As a child with West African and Haitian roots, Kudo was exposed to a variety of ancestral sounds. Both his mother and father were drummers and dancers who specialized in African-rooted music, and Kudo grew up hearing the various Caribbean and African artists that permeated his parents’ musical scope.
As a middle schooler, Kudo began making DJ mixes, capitalizing upon the popular double tap dance scene of the time and spinning his songs at parties. However, this was a short-lived pursuit, as his brother quickly convinced him to begin making hip-hop beats instead that he could rap over.
Influenced by Nas, mixtape-era J. Cole, and N.W.A, Kudo began producing, using his brother’s wisdom to help him become more advanced in his soundscapes.

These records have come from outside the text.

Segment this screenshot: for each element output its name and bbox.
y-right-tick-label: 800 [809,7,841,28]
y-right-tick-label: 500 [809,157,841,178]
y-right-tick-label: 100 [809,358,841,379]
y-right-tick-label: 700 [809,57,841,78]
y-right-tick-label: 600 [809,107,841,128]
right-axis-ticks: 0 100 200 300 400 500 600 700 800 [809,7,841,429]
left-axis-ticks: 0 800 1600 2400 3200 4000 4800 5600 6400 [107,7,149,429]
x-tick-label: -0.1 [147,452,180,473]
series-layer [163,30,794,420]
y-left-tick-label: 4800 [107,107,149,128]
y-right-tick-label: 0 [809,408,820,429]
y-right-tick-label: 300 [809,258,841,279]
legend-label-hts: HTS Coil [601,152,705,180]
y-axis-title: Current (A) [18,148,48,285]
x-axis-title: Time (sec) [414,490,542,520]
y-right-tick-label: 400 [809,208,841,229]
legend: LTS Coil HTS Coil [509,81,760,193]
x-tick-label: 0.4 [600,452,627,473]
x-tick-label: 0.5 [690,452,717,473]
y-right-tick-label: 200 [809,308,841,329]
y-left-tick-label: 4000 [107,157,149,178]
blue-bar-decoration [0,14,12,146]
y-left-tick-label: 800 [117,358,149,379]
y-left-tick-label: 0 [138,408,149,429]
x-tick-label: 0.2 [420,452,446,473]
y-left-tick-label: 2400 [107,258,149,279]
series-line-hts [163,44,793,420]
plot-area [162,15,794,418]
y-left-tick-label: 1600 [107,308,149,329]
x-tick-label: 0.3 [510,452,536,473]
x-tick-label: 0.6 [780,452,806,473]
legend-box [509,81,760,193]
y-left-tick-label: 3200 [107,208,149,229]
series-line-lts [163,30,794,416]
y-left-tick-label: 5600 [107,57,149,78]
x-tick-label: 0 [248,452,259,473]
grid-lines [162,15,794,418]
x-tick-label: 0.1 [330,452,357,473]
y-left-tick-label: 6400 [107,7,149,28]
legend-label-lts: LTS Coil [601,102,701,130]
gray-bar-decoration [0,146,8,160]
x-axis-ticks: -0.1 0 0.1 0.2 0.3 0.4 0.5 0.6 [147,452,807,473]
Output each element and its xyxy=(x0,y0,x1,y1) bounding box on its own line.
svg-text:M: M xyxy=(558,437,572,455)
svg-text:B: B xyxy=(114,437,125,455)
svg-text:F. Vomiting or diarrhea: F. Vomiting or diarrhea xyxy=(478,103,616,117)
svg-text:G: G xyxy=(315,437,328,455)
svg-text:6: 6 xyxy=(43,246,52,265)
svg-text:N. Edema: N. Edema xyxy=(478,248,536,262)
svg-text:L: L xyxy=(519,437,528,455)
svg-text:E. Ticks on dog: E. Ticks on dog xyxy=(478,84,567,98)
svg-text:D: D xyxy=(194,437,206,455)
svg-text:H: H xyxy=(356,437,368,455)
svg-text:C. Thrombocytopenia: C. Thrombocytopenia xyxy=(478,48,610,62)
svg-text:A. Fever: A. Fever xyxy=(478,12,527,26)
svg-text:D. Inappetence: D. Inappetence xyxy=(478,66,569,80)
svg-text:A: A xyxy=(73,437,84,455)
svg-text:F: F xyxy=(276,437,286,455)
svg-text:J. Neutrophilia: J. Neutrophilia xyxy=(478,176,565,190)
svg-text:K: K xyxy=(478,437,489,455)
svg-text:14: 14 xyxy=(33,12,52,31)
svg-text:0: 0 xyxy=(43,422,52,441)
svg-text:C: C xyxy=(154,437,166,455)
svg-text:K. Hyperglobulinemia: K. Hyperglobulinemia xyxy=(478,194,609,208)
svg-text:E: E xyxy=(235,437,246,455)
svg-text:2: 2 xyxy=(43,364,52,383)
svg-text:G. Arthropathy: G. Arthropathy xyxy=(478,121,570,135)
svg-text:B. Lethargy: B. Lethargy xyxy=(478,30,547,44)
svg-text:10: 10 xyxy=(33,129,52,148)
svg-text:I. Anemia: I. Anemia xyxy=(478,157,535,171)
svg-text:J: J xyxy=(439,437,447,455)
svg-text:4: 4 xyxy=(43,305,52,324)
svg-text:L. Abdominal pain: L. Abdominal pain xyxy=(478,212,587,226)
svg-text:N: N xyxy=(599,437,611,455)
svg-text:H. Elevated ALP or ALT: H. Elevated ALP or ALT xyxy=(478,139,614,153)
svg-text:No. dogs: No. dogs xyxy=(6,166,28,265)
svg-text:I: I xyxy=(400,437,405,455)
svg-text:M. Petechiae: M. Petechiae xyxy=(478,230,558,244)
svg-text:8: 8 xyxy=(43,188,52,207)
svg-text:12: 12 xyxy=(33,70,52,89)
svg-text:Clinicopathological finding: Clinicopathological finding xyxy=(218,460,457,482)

“I’ve always inputted that soundscape-y vibe and that grand sound from Nas' best songs or N.W.A.'s best songs or Wu-Tang's; just the environment of their music really inspired me. I only wanted to do things if it was grandiose, and my brother, he was very patient with me and I was very patient with him. We went for the biggest sound that we could achieve.”
However, shortly after gaining his chops at hip-hop production, Kudo moved to Baltimore with his father, where he was forced to find a new scene entirely to integrate himself into. Luckily, at the Baltimore School for the Arts, Kudo discovered a set of like-minded artists: ones that viewed rap as a unique means of expression and the creative process as an inherently transitory state.
Moreover, his experiences at the Peabody Conservatory in Baltimore, where he was able to study West African percussion, further diversified his musical horizons and introduced him to even more potential collaborators.
Yet, it was the forming of BLAK NOMADS, a collective that spawned from his friend group at Baltimore School for the Arts, that truly allowed him to pursue his artistic vision for the first time.
“I was couch surfing in high school with my musical friends up until I graduated and eventually got my own spot, but it was through that I found my collective… To this day, the dopest producers, the dopest artists, dancers that I know make up the collective, and it was really that that influenced my grungy side… It allowed me to have a purpose with my voice and become a vessel through the experiences I was going through.”
His first tracks, from the flute-driven “Bodega” to the experimental “Amistad”, bear the marks of his experiences within the context of his collaborations within the collective, unpacking dense emotional dynamics within the tightly-bound rhythms and grandiose instrumentation of his soundscapes.
In that time, he also learned to conceptualize and direct his own music videos, pairing stunning visuals with the driven manifestations of his own tracks.
Now, as Kudo returns to NYC after almost a decade, he plans to continue work with his collective but, at the same time, take his homecoming as an opportunity to start fresh in a scene, diving back into New York wielding the immense talent he has expressed over the past decade.